SAN JUAN – Walmart won a legal victory on Monday over the government of Puerto Rico in the matter of a modified tangible-property tax expected to net $100 million a year for the treasury of the cash-strapped island.
Puerto Rico’s Act 72 violates the U.S. Constitution, Federal Judge Jose Fuste said in a decision of more than 100 pages.
The effect of Act 72 was to raise the tax rate on Wal-Mart Puerto Rico’s purchases of goods from Wal-Mart distribution centers located in the mainland United States from 2 percent to 6.5 percent.
Because of the wording of the law, the 6.5 percent rate applied only to Walmart, as it has gross revenues of more than $2.75 billion from a trade or business on the island.
Fuste found that Act 72 contravened the constitutional principle of equal protection under the law as well as the Commerce Clause.
Walmart Puerto Rico, which operates in the commonwealth under the brands Walmart Supercenter, Walmart, Sam’s Club, Super Ahorros and Supermercados Amigo, has 55 retail outlets on the island and employs nearly 15,000 people.

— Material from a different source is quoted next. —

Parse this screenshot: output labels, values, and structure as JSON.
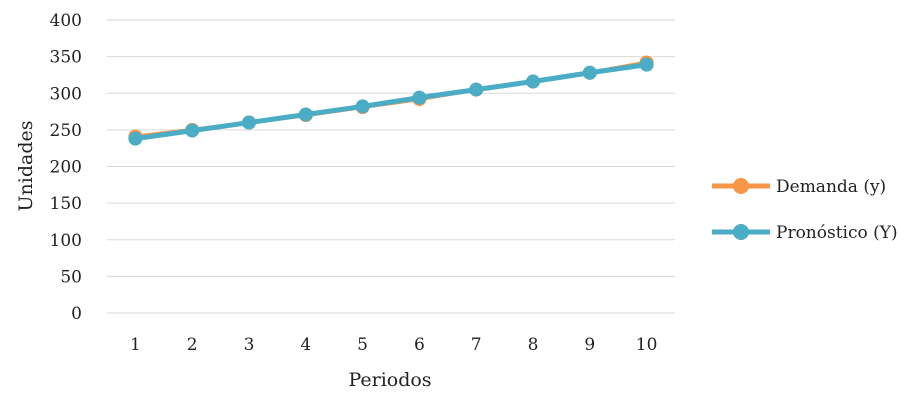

Walmart, the world’s largest company by revenue, reserved comment on Monday’s court ruling pending a thorough review of the decision.
But the island’s governor, Alejandro Garcia Padilla, announced that his administration would appeal the decision.
“The judge just took away $100 million from the people of Puerto Rico and gave it to Walmart,” he said. “Now I have to look for that money somewhere else. Of course I’m going to appeal the decision, and immediately.”
Puerto Rico is struggling with an acute financial crisis as it seeks to renegotiate its $72 billion debt amid plunging government revenues due to a decade-long recession.